The lithosphere of South America from seismic tomography: Structure, evolution, and control on tectonics and magmatism

The thickness, temperature and mechanical strength of the lithosphere vary greatly across South America and have controlled tectonic and magmatic processes during its evolution. Here, we introduce a new tomographic model of South America’s lithosphere and underlying mantle, SACI-24, and analyse this and other state-of-the-art models together with other geological and geophysical data. The new model is obtained by waveform inversion of surface, S and multiple S waveforms globally, but is optimised for South America and the surrounding oceans.
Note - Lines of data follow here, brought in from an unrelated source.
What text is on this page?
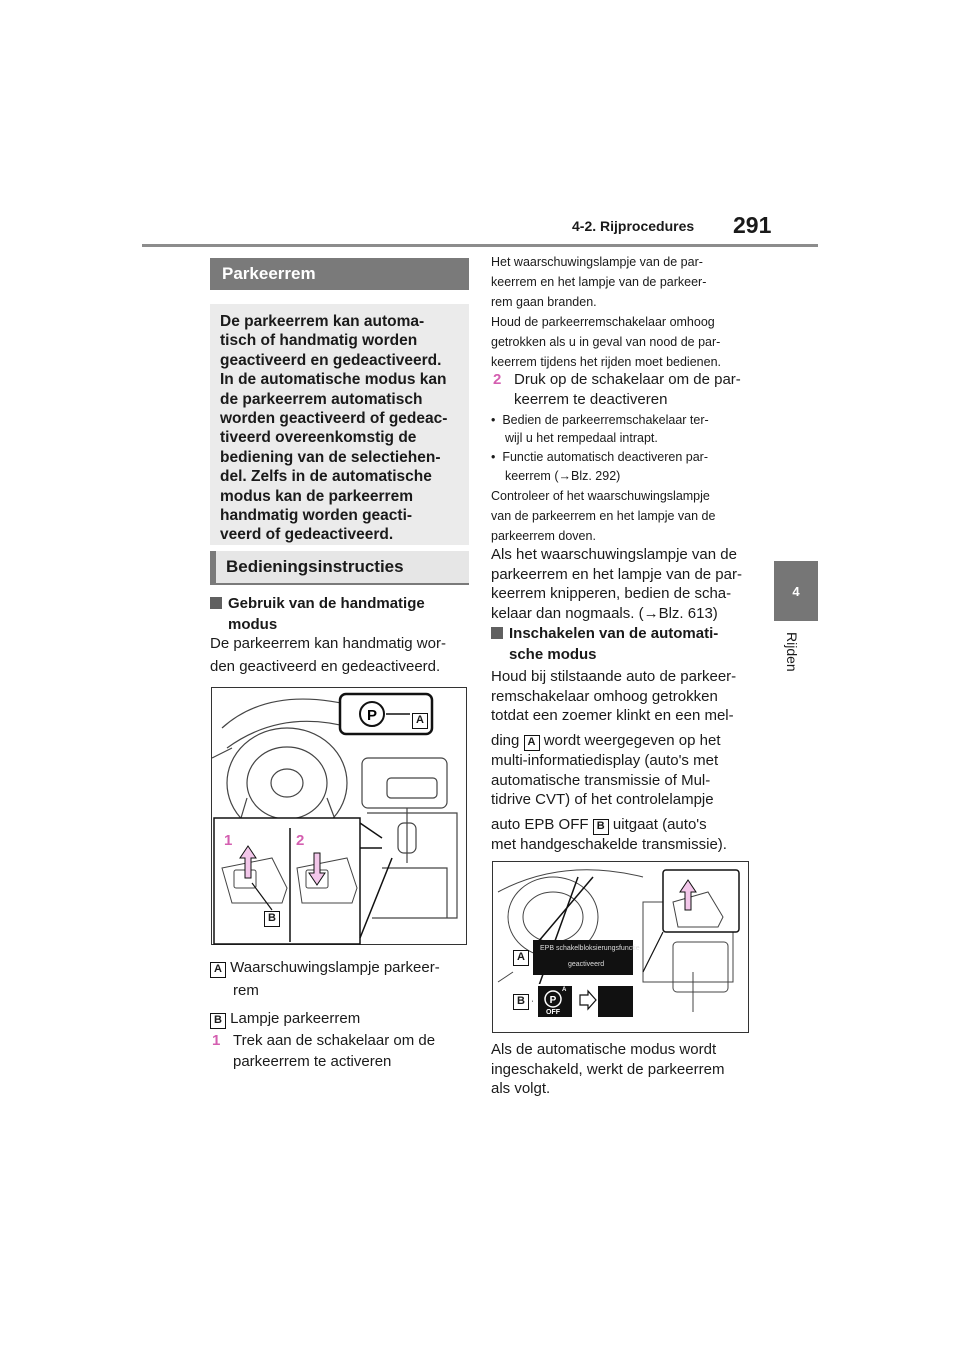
4-2. Rijprocedures 291
4
Rijden
Parkeerrem
De parkeerrem kan automa-
tisch of handmatig worden
geactiveerd en gedeactiveerd.
In de automatische modus kan
de parkeerrem automatisch
worden geactiveerd of gedeac-
tiveerd overeenkomstig de
bediening van de selectiehen-
del. Zelfs in de automatische
modus kan de parkeerrem
handmatig worden geacti-
veerd of gedeactiveerd.
Bedieningsinstructies
Gebruik van de handmatige
modus
De parkeerrem kan handmatig wor-
den geactiveerd en gedeactiveerd.
P	A
B
1	2
A Waarschuwingslampje parkeer-
rem
B Lampje parkeerrem
1 Trek aan de schakelaar om de
parkeerrem te activeren
Het waarschuwingslampje van de par-
keerrem en het lampje van de parkeer-
rem gaan branden.
Houd de parkeerremschakelaar omhoog
getrokken als u in geval van nood de par-
keerrem tijdens het rijden moet bedienen.
2 Druk op de schakelaar om de par-
keerrem te deactiveren
•  Bedien de parkeerremschakelaar ter-
wijl u het rempedaal intrapt.
•  Functie automatisch deactiveren par-
keerrem (→Blz. 292)
Controleer of het waarschuwingslampje
van de parkeerrem en het lampje van de
parkeerrem doven.
Als het waarschuwingslampje van de
parkeerrem en het lampje van de par-
keerrem knipperen, bedien de scha-
kelaar dan nogmaals. (→Blz. 613)
Inschakelen van de automati-
sche modus
Houd bij stilstaande auto de parkeer-
remschakelaar omhoog getrokken
totdat een zoemer klinkt en een mel-
ding A wordt weergegeven op het
multi-informatiedisplay (auto's met
automatische transmissie of Mul-
tidrive CVT) of het controlelampje
auto EPB OFF B uitgaat (auto's
met handgeschakelde transmissie).
P
EPB schakelbloksierungsfunctie
geactiveerd
OFF
A
A
B
Als de automatische modus wordt
ingeschakeld, werkt de parkeerrem
als volgt.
SACI-24 is constrained by ∼ 970,000 seismograms from 9259 stations and maps detailed structure of cratonic lithosphere across the continent, highlighting previously unknown complexities and fragmentation. Within the Amazon Craton, the Guiana and Central Brazil blocks show high Vs exceeding 4.8 km/s in the 80–150 km depth range but are separated by lower velocities below the Amazon Basin, matching the locations of ancient rifting and the flood basalts of the Central Atlantic Magmatic Province. In the São Francisco Craton, high velocities extend north and southwest beyond the previously proposed boundaries. Warmer, thinner lithosphere underlies the Paramirim and Pirapora aulacogens, locations of magmatic and rifting cycles. A fragmented cratonic root underlies the Paraná Basin, with thinner lithosphere along its central rift. High velocities south of the Paraná Block indicate the northern Rio de la Plata Craton’s thick root. The Cenozoic intraplate basalts in the Borborema province, along the southern Atlantic coast and in Paraguay occurred in areas of thin lithosphere and near thick-thin lithospheric boundaries. Most flood basalts of the Phanerozoic large igneous provinces also map on low velocity areas. Smaller flood-basalt portions sit atop cratonic lithosphere and offer new evidence on lateral flow of flood-basalt lava and magma within the crust. About 80 % of known diamondiferous kimberlites are on thick lithosphere, with the exceptions indicating cratonic erosion and thinning since their emplacement.